Here is a GUC that ships with a warning label. The docs, which are normally restrained to the point of parody, state plainly that setting this parameter wrong can cause “irretrievable data loss or seriously corrupt the database system.” When the PostgreSQL docs raise their voice, listen.

allow_system_table_mods is off by default. Turning it on lets a superuser perform DDL — ALTER TABLE, CREATE INDEX, and similar — against tables in pg_catalog. Without it, those operations are rejected even for superusers, which is the first layer of defense. This is the parameter you flip when you have decided that the system catalogs — the thing every query consults on its way to doing anything — need to be modified by hand.

Context is superuser in modern PostgreSQL, so you can SET allow_system_table_mods = on; in a session. That wasn’t always true; it used to require a server restart, which made emergency use awkward on a limping cluster.

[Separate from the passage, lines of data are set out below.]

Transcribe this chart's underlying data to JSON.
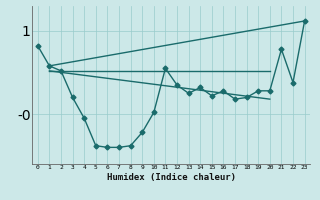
{
  "xlabel": "Humidex (Indice chaleur)",
  "bg_color": "#cce8e8",
  "grid_color": "#99cccc",
  "line_color": "#1a6b6b",
  "xlim": [
    -0.5,
    23.5
  ],
  "ylim": [
    -0.6,
    1.3
  ],
  "yticks": [
    1.0,
    0.0
  ],
  "ytick_labels": [
    "1",
    "-0"
  ],
  "xticks": [
    0,
    1,
    2,
    3,
    4,
    5,
    6,
    7,
    8,
    9,
    10,
    11,
    12,
    13,
    14,
    15,
    16,
    17,
    18,
    19,
    20,
    21,
    22,
    23
  ],
  "series": [
    {
      "x": [
        0,
        1,
        2,
        3,
        4,
        5,
        6,
        7,
        8,
        9,
        10,
        11,
        12,
        13,
        14,
        15,
        16,
        17,
        18,
        19,
        20,
        21,
        22,
        23
      ],
      "y": [
        0.82,
        0.58,
        0.52,
        0.2,
        -0.05,
        -0.38,
        -0.4,
        -0.4,
        -0.38,
        -0.22,
        0.02,
        0.55,
        0.35,
        0.25,
        0.32,
        0.22,
        0.28,
        0.18,
        0.2,
        0.28,
        0.28,
        0.78,
        0.38,
        1.12
      ],
      "marker": "D",
      "markersize": 2.5,
      "linewidth": 1.0
    },
    {
      "x": [
        1,
        23
      ],
      "y": [
        0.58,
        1.12
      ],
      "marker": null,
      "markersize": 0,
      "linewidth": 1.0
    },
    {
      "x": [
        1,
        20
      ],
      "y": [
        0.52,
        0.52
      ],
      "marker": null,
      "markersize": 0,
      "linewidth": 1.0
    },
    {
      "x": [
        1,
        20
      ],
      "y": [
        0.52,
        0.18
      ],
      "marker": null,
      "markersize": 0,
      "linewidth": 1.0
    }
  ]
}
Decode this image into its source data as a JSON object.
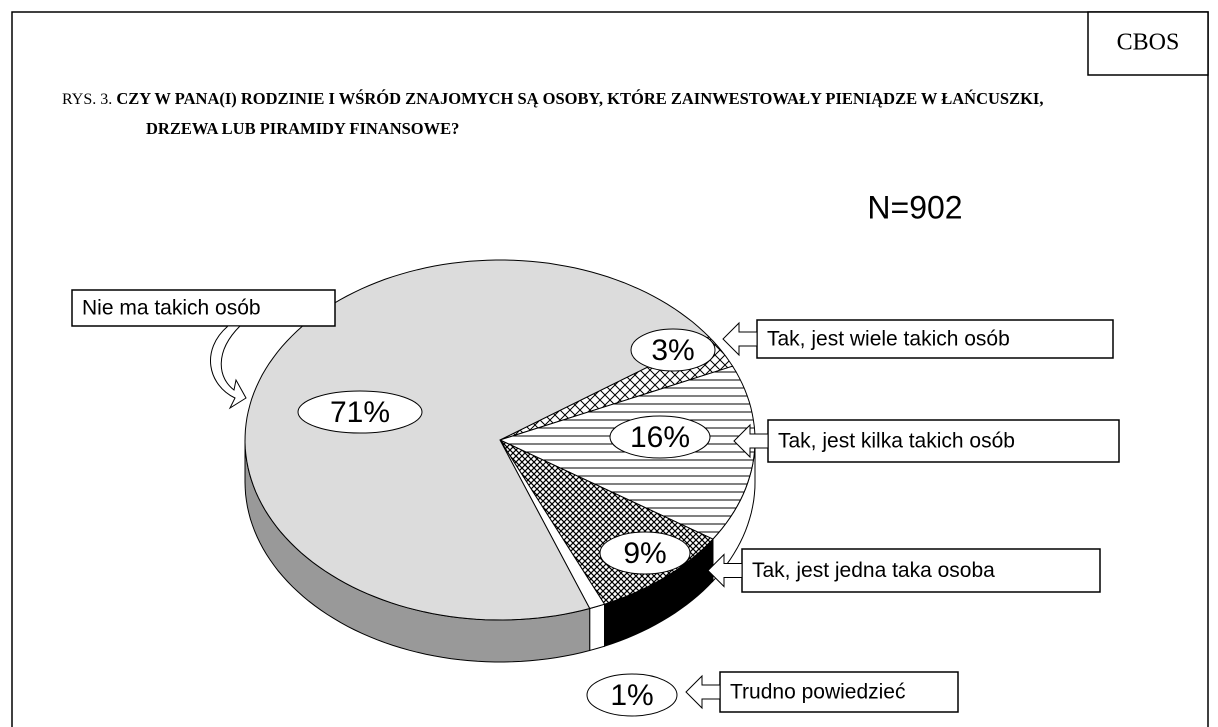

What is it actually for? Two things:

  • initdb. The bootstrap process creates and populates the system catalogs. It needs this on to do its job.
  • Catalog surgery. When something has corrupted a catalog row and the cluster will not come up cleanly, editing pg_class, pg_attribute, or pg_depend by hand may be the only path back. The GUC exists so that, for the fifteen minutes a year a human needs to do this, they can.

For everything else — which is everything you will ever do — leave it off. Extensions that need to modify catalog contents have their own infrastructure and don’t touch this parameter. If someone on a forum tells you to turn it on to solve a normal problem, they are wrong.

If you do have to use it: take a file-level backup of $PGDATA first, do the work in a transaction, verify with SELECT before COMMIT, and do not assume that because the transaction committed the catalog is actually healthy. Run VACUUM FULL on the affected catalogs afterward and restart the cluster before you trust it.

Recommendation: Leave it off. If you need it, you are doing disaster recovery — in which case this blog post is not the document you should be reading.

(This is #3 in a series on every PostgreSQL GUC as of version 18, in alphabetical order.)